Yazı türleri içinde hayatla en sıkı bağı olan öykü, yaşanan ve yaşanmakta olanla irtibatı mesafesinde canlılığını koruyan bir türdür. Yazar, kendi yaşadıklarını öyküsünde aktarırken aynı zamanda yaşadığı çağa da tanık olarak çağının da bir gözlemcisi olabilir. Bunun için öykücünün elinde sınırsız bir imkân vardır. Çünkü yaşamın sınır alanı sonsuzdur.
Sanatçı kimliğini taşıyan kişilerden topluma karşı daha duyarlı olmaları beklenir. Yani dört bir yan yangın yeri iken hoşsohbet bir tarzı benimsemek yerine acının da rengini yazması, seslendirmesi, kendi üslubuyla olaya bakış açısını belirlemesi arzulanır sanatçının.
Akif Hasan Kaya’nın Aşkar dergisinin 32. sayısında yayınlanan “Sınır” öyküsü, uzun bir zamandır yurdumuzun doğusunda yaşanan hem de dünyanın gözü önünde bir film gibi canlandırılan bir acıya dikkat çekiyor. Akif Hasan Kaya son yıllarda öykü dendiğinde akla ilk gelen isimlerden. Kitaplarıyla, dergilerde yayınlanan öyküleriyle öyküye ayırdığı mesainin güzel sonuçlarını alan bir yazar Kaya. Yaşamdan beslenen ve hayatın içinden bir dil ve anlatım kullanan yazar, yaşadığı çağa tanık oluyor öykülerinde. Kendisiyle yapılan bir söyleşide (Aşkar-23. sayı) bu hassasiyetini şöyle dile getiriyor: “Ben Müslüman bir öykücüyüm. Yaşadıklarım, yazdıklarımı besliyor.”
Kendi toprağından kopanların ızdırabı
Akif Hasan Kaya, Müslüman hassasiyetiyle kaleme alıyor öykülerini.
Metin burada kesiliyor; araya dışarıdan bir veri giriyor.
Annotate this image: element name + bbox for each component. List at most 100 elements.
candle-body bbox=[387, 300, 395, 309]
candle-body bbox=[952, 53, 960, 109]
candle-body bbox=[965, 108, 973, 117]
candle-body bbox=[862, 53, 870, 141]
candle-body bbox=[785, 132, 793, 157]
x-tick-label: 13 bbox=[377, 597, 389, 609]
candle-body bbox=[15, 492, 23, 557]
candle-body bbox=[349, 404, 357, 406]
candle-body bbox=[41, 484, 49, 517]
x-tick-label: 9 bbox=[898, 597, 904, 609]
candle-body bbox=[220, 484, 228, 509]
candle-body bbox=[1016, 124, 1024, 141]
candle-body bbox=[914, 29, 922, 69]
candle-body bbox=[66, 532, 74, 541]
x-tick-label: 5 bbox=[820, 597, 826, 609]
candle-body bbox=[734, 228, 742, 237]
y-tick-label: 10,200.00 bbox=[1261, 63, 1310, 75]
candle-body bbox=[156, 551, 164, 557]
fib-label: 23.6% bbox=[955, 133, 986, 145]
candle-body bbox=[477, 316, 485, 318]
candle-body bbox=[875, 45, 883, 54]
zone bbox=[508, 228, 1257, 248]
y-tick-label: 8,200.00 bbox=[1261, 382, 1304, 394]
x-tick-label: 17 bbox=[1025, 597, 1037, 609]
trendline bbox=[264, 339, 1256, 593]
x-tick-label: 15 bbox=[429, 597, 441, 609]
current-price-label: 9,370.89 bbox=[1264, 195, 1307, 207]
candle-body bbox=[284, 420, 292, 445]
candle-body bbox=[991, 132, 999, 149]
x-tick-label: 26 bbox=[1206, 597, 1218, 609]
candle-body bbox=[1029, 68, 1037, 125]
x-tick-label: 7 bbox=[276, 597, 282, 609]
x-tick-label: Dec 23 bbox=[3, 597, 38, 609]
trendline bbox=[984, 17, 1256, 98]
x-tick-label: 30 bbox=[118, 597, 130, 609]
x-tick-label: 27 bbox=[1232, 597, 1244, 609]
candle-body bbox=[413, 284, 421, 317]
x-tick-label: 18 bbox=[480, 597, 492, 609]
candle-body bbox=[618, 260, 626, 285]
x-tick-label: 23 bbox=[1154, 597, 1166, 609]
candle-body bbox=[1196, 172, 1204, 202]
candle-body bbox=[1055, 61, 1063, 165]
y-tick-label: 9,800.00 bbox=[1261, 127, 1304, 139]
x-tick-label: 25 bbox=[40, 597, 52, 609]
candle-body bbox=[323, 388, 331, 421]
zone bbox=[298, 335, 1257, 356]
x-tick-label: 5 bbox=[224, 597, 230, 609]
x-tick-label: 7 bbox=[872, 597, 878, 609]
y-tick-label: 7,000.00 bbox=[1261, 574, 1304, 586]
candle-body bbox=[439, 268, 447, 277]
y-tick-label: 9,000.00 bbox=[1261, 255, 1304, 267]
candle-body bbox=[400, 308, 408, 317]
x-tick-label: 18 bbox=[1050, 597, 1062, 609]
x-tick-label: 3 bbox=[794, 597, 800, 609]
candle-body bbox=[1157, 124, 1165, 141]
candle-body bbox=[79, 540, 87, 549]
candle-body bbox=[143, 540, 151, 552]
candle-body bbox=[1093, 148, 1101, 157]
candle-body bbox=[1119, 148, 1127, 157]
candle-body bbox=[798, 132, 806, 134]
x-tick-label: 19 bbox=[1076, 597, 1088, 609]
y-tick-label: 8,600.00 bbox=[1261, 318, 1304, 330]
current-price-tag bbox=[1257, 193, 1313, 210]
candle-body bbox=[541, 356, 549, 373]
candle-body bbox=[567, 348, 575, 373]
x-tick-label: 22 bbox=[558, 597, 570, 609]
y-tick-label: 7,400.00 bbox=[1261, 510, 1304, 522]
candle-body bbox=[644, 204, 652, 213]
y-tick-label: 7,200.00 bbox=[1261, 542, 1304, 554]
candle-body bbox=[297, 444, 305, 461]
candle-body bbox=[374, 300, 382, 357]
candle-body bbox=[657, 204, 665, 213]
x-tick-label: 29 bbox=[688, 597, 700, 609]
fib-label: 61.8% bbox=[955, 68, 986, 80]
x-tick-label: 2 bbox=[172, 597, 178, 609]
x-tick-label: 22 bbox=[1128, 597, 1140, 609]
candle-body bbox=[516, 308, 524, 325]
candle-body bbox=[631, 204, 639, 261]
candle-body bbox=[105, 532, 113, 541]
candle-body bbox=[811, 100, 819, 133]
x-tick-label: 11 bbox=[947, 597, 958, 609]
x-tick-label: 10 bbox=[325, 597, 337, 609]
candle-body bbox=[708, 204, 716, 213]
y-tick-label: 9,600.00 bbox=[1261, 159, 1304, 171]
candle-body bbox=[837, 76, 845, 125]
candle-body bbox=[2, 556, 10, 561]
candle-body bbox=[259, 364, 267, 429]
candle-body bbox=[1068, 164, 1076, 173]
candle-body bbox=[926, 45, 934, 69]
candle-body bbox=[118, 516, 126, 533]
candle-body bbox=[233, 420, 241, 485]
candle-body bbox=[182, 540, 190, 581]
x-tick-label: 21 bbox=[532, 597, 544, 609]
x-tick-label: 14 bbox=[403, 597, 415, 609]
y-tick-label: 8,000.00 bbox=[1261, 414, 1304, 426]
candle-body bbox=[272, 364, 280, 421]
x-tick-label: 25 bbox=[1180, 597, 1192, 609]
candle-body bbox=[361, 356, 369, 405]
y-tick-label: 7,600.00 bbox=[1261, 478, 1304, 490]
Bunu öyküleri de destekliyor. “Sınır” adlı öykü, dünyanın gözü önünde yaşanan ama görmezden gelinen acılara, sürgünlüklere, yarım kalmışlıklara bir haykırışın öyküsü. Evinden, sevdiklerinden, öz topraklarından ayrılmanın hüzünlü hikâyesi.
Memleketimizin doğusunda tarif edilmez bir dram yaşanmakta. Milyonları bulan sayıda insan ölümden ve zulümden emin yer olarak gördükleri topraklarımıza sığınmaktalar. Başlı başına acı fotoğraflarıyla dolu bir coğrafyanın öyküsünü yazmak da ancak Müslüman duyarlılığıyla açıklanabilir. Bırakın başka ülkeleri, bizde bile ülkemize bir umut diyerek sığınanları dışlayan zihniyete sahip olanların var olduğu düşünülünce Akif Hasan Kaya’nın “Sınır” öyküsü daha bir önem kazanmakta.
Adım adım anlatıyor yazar bu sürüklenişi. Kendi toprağından kopmanın ızdırabını, sevdiklerini arkada bırakmanın tarifsiz hüznünü. “Gitmek için bir sebebi yok. Canından başka her şeyini aldılar. Onu da alsalar ne çıkar.” diyerek yola düşen, umudun adını bile unutan bir kalbin titremesini anlatıyor Akif Hasan Kaya.
Bizi anlatmak, bizi tanımaktan geçer
Yaşadığı topluma, geleneklere, mümin duruşuna yabancı olan ya da öyleymiş gibi yapan kişilerin yazdıkları ve duruşları o derece eğreti kalıyor hayatın karşısında. “Ancak bizden olan bizi anlar” düsturundan hareketle, Hakkı anlatmayı esas almak yaşadığı toprakların dokusuna uyum sağlamakla olur. Akif Hasan Kaya’nın yazdıklarını okurken hiçbir yabancılık çekmememiz de bu yüzden. Yaşadığı coğrafyanın bir tercümanı olarak görüyor yazar kendini. “Islak Kibritler” kitabındaki mümin duruş şimdi de karşımıza “Sınır” öyküsüyle çıkıyor. Bütün insanları bir vücudun parçaları gibi görmek, herkese aynı hassasiyetle yaklaşmak. İşte bu açık kalpli duruş onun öykülerini daha çok bizden yapıyor.
Yaşananlara duyarsız kalarak kendi iç dünyasının karanlık dehlizlerine okuyucuyu sürüklemeye çalışanlar ne yazık ki kendi yalnızlıklarını çoğaltıyorlar. Elimize, yüreğimize yazmak gibi bir nimet bahşedilmişse bize düşen bunun hakkını vermektir. Yoksa eklediğimiz her harf bize yük olmaya devam edecektir.